The estate was, it would seem, pegged out in 1929-30 and there is a small amount of discussion in the (very local) press over whether it would be a wooden or brick area – that is, whether local government would insist that housing be made from the latter, or accede to construction with the former. Wooden housing is, of course, cheaper and the estate may have sold more quickly with such relaxed building rules, but on the other hand, brick attracted a wealthier class of people. The recent history of Montmorency (Maureen Jones’ Montmorency: the farm on the Plenty, 2015), quoting local historian Russell Yeoman, tells us that ‘the sale of the land and house building proceeded very slowly and much vacant land remained in the 70s.’ (p. 141).
Beyond this, there is relatively little to say about the Panorama Estate, or for that matter its designers. Woodcock and McCormack were not known as innovative ‘town planning’ surveyors, although the firm was responsible for one rather delightful design – a ‘flower petal’ (or teardrop?) shaped park in the southern Melbourne suburb of Rosebud.

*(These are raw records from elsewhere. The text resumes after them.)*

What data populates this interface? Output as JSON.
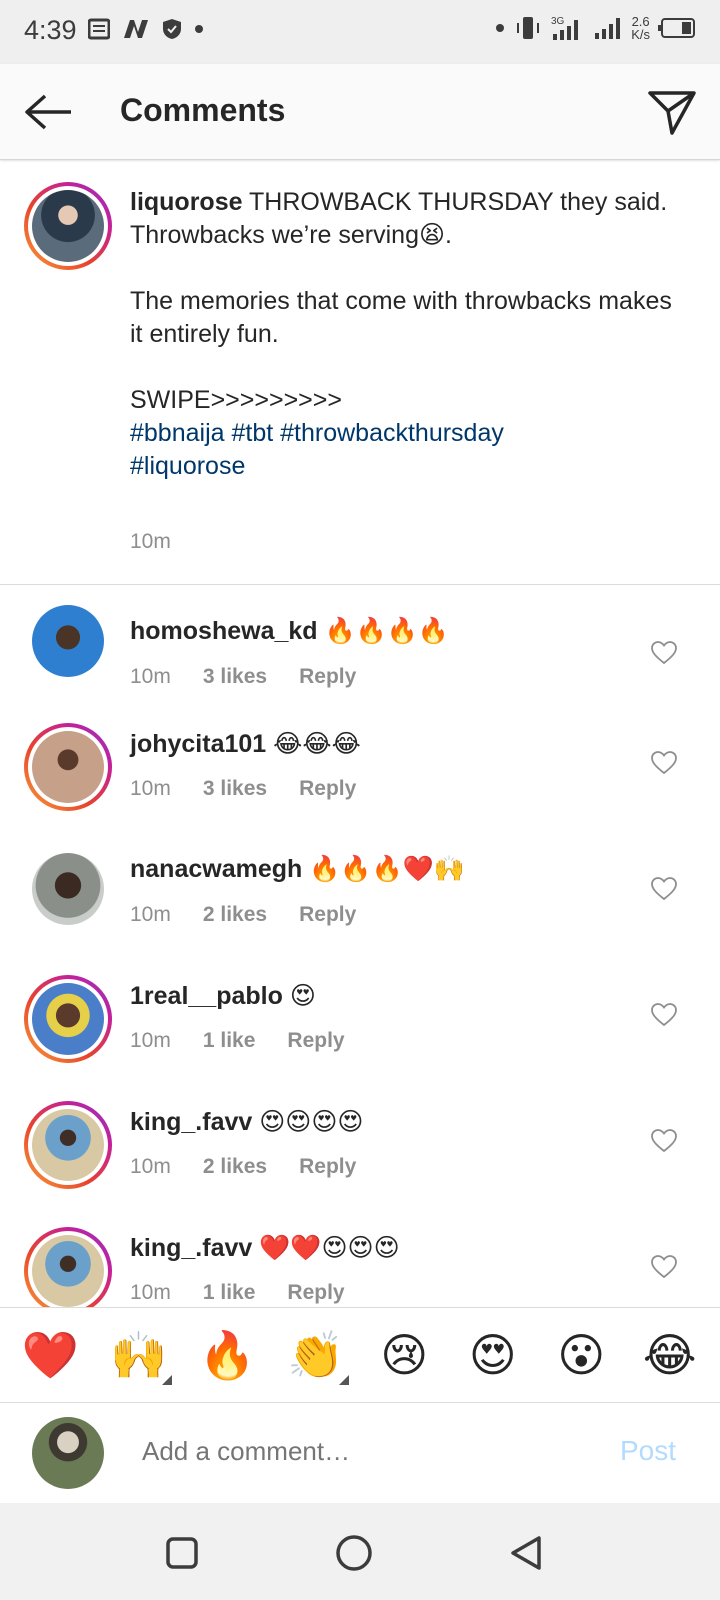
{
  "status_bar": {
    "time": "4:39",
    "network_speed_value": "2.6",
    "network_speed_unit": "K/s"
  },
  "header": {
    "title": "Comments",
    "back_icon": "arrow-left-icon",
    "send_icon": "paper-plane-icon"
  },
  "caption": {
    "username": "liquorose",
    "line1": " THROWBACK THURSDAY they said.",
    "line2": "Throwbacks we’re serving😫.",
    "line3": "The memories that come with throwbacks makes it entirely fun.",
    "line4": "SWIPE>>>>>>>>>",
    "hashtags_line1": "#bbnaija #tbt #throwbackthursday",
    "hashtags_line2": "#liquorose",
    "time": "10m"
  },
  "comments": [
    {
      "username": "homoshewa_kd",
      "text": "🔥🔥🔥🔥",
      "time": "10m",
      "likes": "3 likes",
      "reply": "Reply",
      "ring": false,
      "avatar_color": "#2f7fd0"
    },
    {
      "username": "johycita101",
      "text": "😂😂😂",
      "time": "10m",
      "likes": "3 likes",
      "reply": "Reply",
      "ring": true,
      "avatar_color": "#c7a08a"
    },
    {
      "username": "nanacwamegh",
      "text": "🔥🔥🔥❤️🙌",
      "time": "10m",
      "likes": "2 likes",
      "reply": "Reply",
      "ring": false,
      "avatar_color": "#6b6f6a"
    },
    {
      "username": "1real__pablo",
      "text": "😍",
      "time": "10m",
      "likes": "1 like",
      "reply": "Reply",
      "ring": true,
      "avatar_color": "#4a7ec9"
    },
    {
      "username": "king_.favv",
      "text": "😍😍😍😍",
      "time": "10m",
      "likes": "2 likes",
      "reply": "Reply",
      "ring": true,
      "avatar_color": "#d8c9a4"
    },
    {
      "username": "king_.favv",
      "text": "❤️❤️😍😍😍",
      "time": "10m",
      "likes": "1 like",
      "reply": "Reply",
      "ring": true,
      "avatar_color": "#d8c9a4"
    }
  ],
  "emoji_bar": [
    "❤️",
    "🙌",
    "🔥",
    "👏",
    "😢",
    "😍",
    "😮",
    "😂"
  ],
  "composer": {
    "placeholder": "Add a comment…",
    "post_label": "Post"
  },
  "colors": {
    "hashtag": "#00376b",
    "muted": "#8e8e8e",
    "post_disabled": "#b3dbff"
  }
}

It is worth noting that some – not all – of the internal reserves provided herein were designed around land too steep to build on. Just to clarify, there seems to be no explanation or rhetoric surrounding their rationale.
You can see this reserve on google maps here.
Thursday, March 9, 2017
Wednesday, March 8, 2017
I will write in greater detail what little I know about these internal reserves in the Melbourne suburb of Montmorency in coming days. In the meantime, you can view this reserve on google maps here and observe these pictures of one of them - which has one unusual feature, that one of its entryways adjoins a small shopping centre. The naming of Olympic Avenue is of course a relic of the 1956 Melbourne Olympic Games.

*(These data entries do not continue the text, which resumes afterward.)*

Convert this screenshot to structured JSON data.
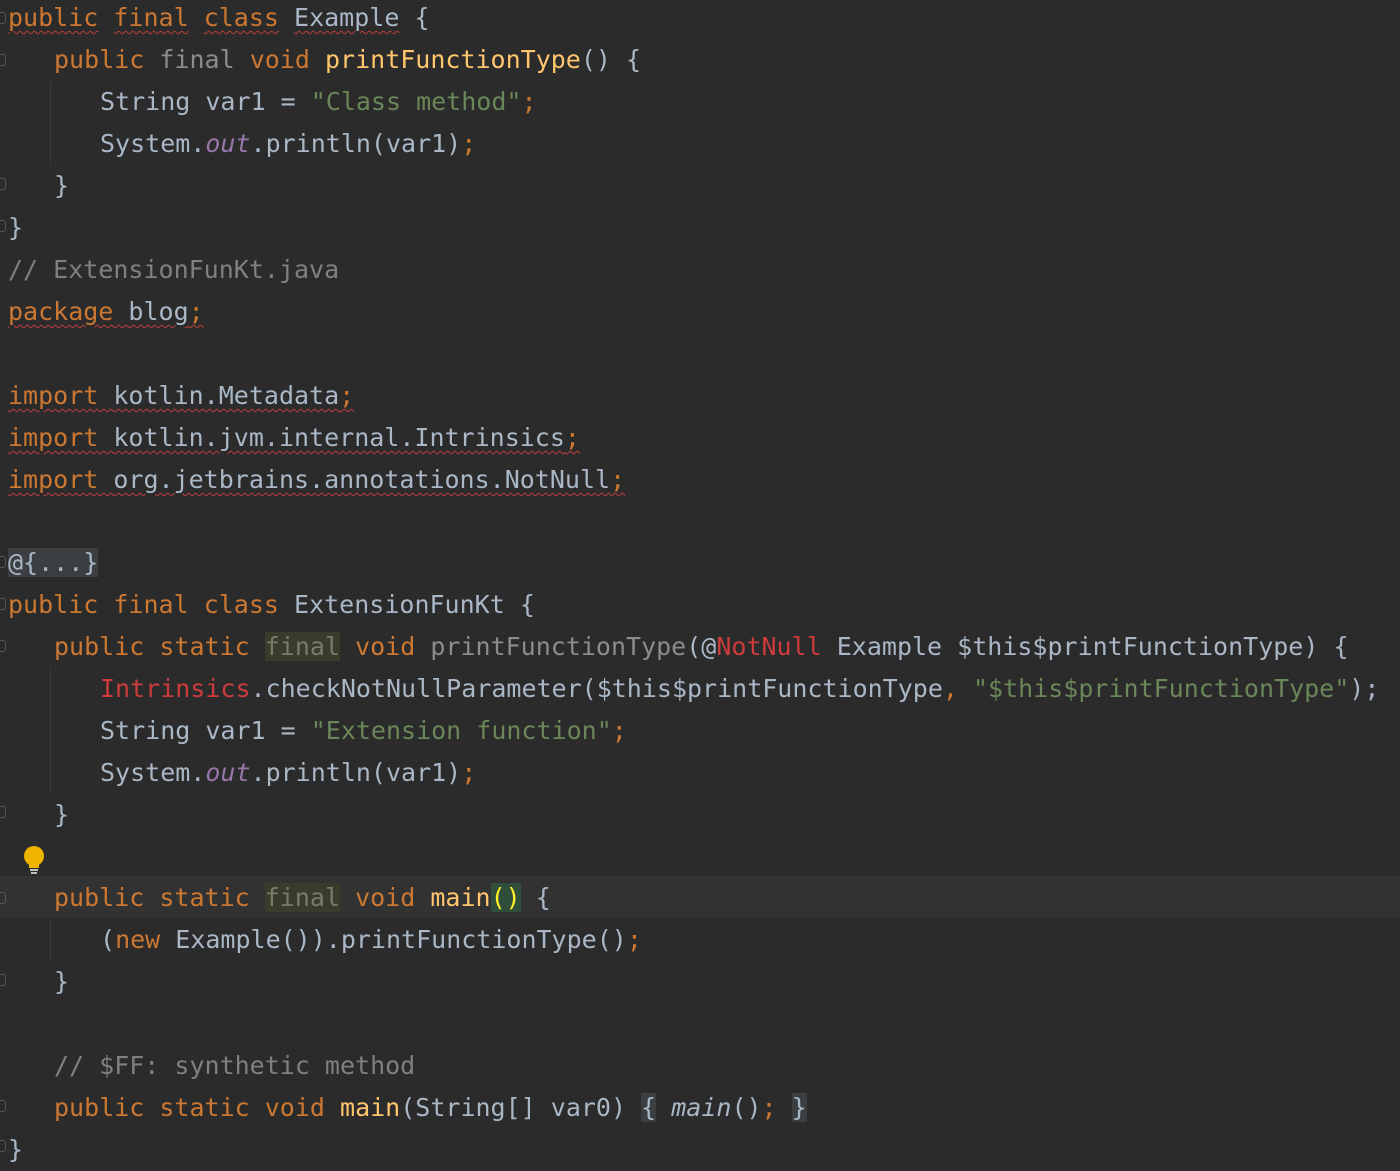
{
  "code": {
    "l1": {
      "t1": "public",
      "t2": "final",
      "t3": "class",
      "t4": "Example",
      "t5": "{"
    },
    "l2": {
      "t1": "public",
      "t2": "final",
      "t3": "void",
      "t4": "printFunctionType",
      "t5": "()",
      "t6": "{"
    },
    "l3": {
      "t1": "String var1 = ",
      "t2": "\"Class method\"",
      "t3": ";"
    },
    "l4": {
      "t1": "System.",
      "t2": "out",
      "t3": ".println(var1)",
      "t4": ";"
    },
    "l5": {
      "t1": "}"
    },
    "l6": {
      "t1": "}"
    },
    "l7": {
      "t1": "// ExtensionFunKt.java"
    },
    "l8": {
      "t1": "package",
      "t2": "blog",
      "t3": ";"
    },
    "l9": {
      "t1": "import",
      "t2": "kotlin.Metadata",
      "t3": ";"
    },
    "l10": {
      "t1": "import",
      "t2": "kotlin.jvm.internal.Intrinsics",
      "t3": ";"
    },
    "l11": {
      "t1": "import",
      "t2": "org.jetbrains.annotations.NotNull",
      "t3": ";"
    },
    "l12": {
      "t1": "@{...}"
    },
    "l13": {
      "t1": "public",
      "t2": "final",
      "t3": "class",
      "t4": "ExtensionFunKt",
      "t5": "{"
    },
    "l14": {
      "t1": "public",
      "t2": "static",
      "t3": "final",
      "t4": "void",
      "t5": "printFunctionType",
      "t6": "(@",
      "t7": "NotNull",
      "t8": " Example $this$printFunctionType) {"
    },
    "l15": {
      "t1": "Intrinsics",
      "t2": ".checkNotNullParameter($this$printFunctionType",
      "t3": ",",
      "t4": "\"$this$printFunctionType\"",
      "t5": ");"
    },
    "l16": {
      "t1": "String var1 = ",
      "t2": "\"Extension function\"",
      "t3": ";"
    },
    "l17": {
      "t1": "System.",
      "t2": "out",
      "t3": ".println(var1)",
      "t4": ";"
    },
    "l18": {
      "t1": "}"
    },
    "l19": {
      "t1": "public",
      "t2": "static",
      "t3": "final",
      "t4": "void",
      "t5": "main",
      "t6": "()",
      "t7": " {"
    },
    "l20": {
      "t1": "(",
      "t2": "new",
      "t3": " Example()).printFunctionType()",
      "t4": ";"
    },
    "l21": {
      "t1": "}"
    },
    "l22": {
      "t1": "// $FF: synthetic method"
    },
    "l23": {
      "t1": "public",
      "t2": "static",
      "t3": "void",
      "t4": "main",
      "t5": "(String[] var0)",
      "t6": "{",
      "t7": "main",
      "t8": "()",
      "t9": ";",
      "t10": "}"
    },
    "l24": {
      "t1": "}"
    }
  },
  "icons": {
    "bulb": "lightbulb-icon",
    "fold": "fold-marker-icon"
  },
  "colors": {
    "background": "#2b2b2b",
    "keyword": "#cc7832",
    "function": "#ffc66d",
    "string": "#6a8759",
    "comment": "#808080",
    "field": "#9876aa",
    "annotation_error": "#cc3c3c",
    "text": "#a9b7c6"
  }
}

Saturday, February 25, 2017
You may recall I have previously discussed this site but it was only very recently that I was able to visit it, once again with the redoubtable Victoria Kolankiewicz. As mentioned on that 25 February 2013 post (four years ago today!) that particular post is hands down the most popular spot on this blog, for reasons I can't fathom but am happy to take on board. A visit was surely appropriate.
This is looking east from the quarry at the base of the hill. I would not go so far as to say the Lookout Reserve was absolutely at the top of this peak but it was somewhere up there. As you can see from Google Maps there is no Lookout Reserve anymore and also there is a track within the prohibited area.

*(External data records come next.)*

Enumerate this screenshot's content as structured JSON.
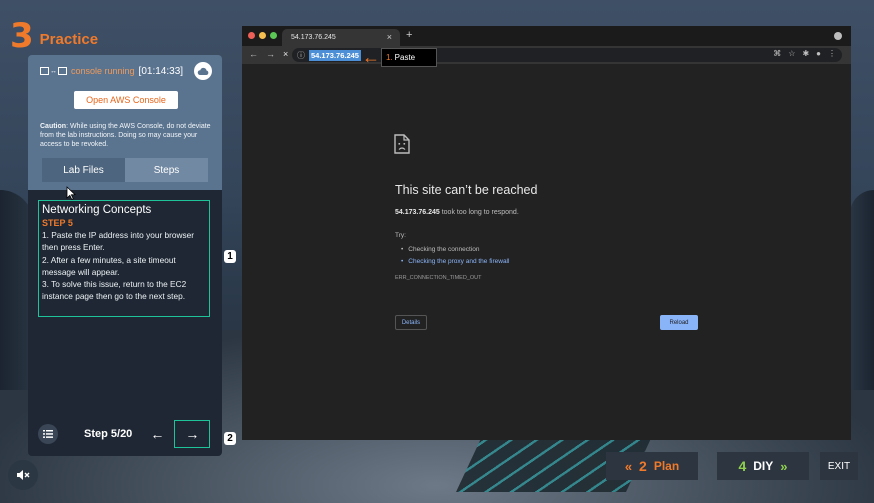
{
  "practice": {
    "step_number": "3",
    "title": "Practice"
  },
  "console_panel": {
    "status_text": "console running",
    "timer": "[01:14:33]",
    "open_console_label": "Open AWS Console",
    "caution_label": "Caution",
    "caution_text": ": While using the AWS Console, do not deviate from the lab instructions. Doing so may cause your access to be revoked."
  },
  "tabs": [
    {
      "label": "Lab Files",
      "active": false
    },
    {
      "label": "Steps",
      "active": true
    }
  ],
  "step": {
    "heading": "Networking Concepts",
    "label": "STEP 5",
    "lines": [
      "1.  Paste the IP address into your browser then press Enter.",
      "2.  After a few minutes, a site timeout message will appear.",
      "3.  To solve this issue, return to the EC2 instance page then go to the next step."
    ]
  },
  "navigation": {
    "counter": "Step 5/20",
    "prev_icon": "arrow-left-icon",
    "next_icon": "arrow-right-icon"
  },
  "badges": {
    "steps_box": "1",
    "next_button": "2"
  },
  "browser": {
    "tab_title": "54.173.76.245",
    "url": "54.173.76.245",
    "callout": {
      "number": "1.",
      "text": "Paste"
    },
    "error": {
      "title": "This site can’t be reached",
      "host": "54.173.76.245",
      "message": " took too long to respond.",
      "try_label": "Try:",
      "suggestions": [
        {
          "text": "Checking the connection",
          "link": false
        },
        {
          "text": "Checking the proxy and the firewall",
          "link": true
        }
      ],
      "code": "ERR_CONNECTION_TIMED_OUT",
      "details_label": "Details",
      "reload_label": "Reload"
    }
  },
  "footer": {
    "plan": {
      "number": "2",
      "label": "Plan"
    },
    "diy": {
      "number": "4",
      "label": "DIY"
    },
    "exit_label": "EXIT"
  },
  "colors": {
    "accent_orange": "#f07a2b",
    "accent_teal": "#1ec39a",
    "accent_green": "#8fd14f",
    "link_blue": "#8ab4f8"
  }
}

The original flyer, which I have located yet again, says: 'The Vendor is dedicating to the Public the Look-out Reserve, in the centre of Hillside Estate, 700ft. above sea level, for use as a Recreation Reserve and Look Out. All the Blocks are high and command far reaching views.' As mentioned in the previous post, the 50 'Beautifully Situated and Wooded Blocks' were auctioned on Saturday 13 December 1913.
Victoria has tracked the demise of the estate to the voracious Kerr's (then CSR) Quarry over time - some selected images:
One more thing that needs to be noted: the Camberwell and Hawthorn Advertiser of 28 August 1915 p. 7 mentions that surveyors Muntz and Muntz re-submitted the plan for what was described as 'G. Sweet's Hillside estate' because the earlier plan had not complied with Ferntree Gully council's drainage requirements.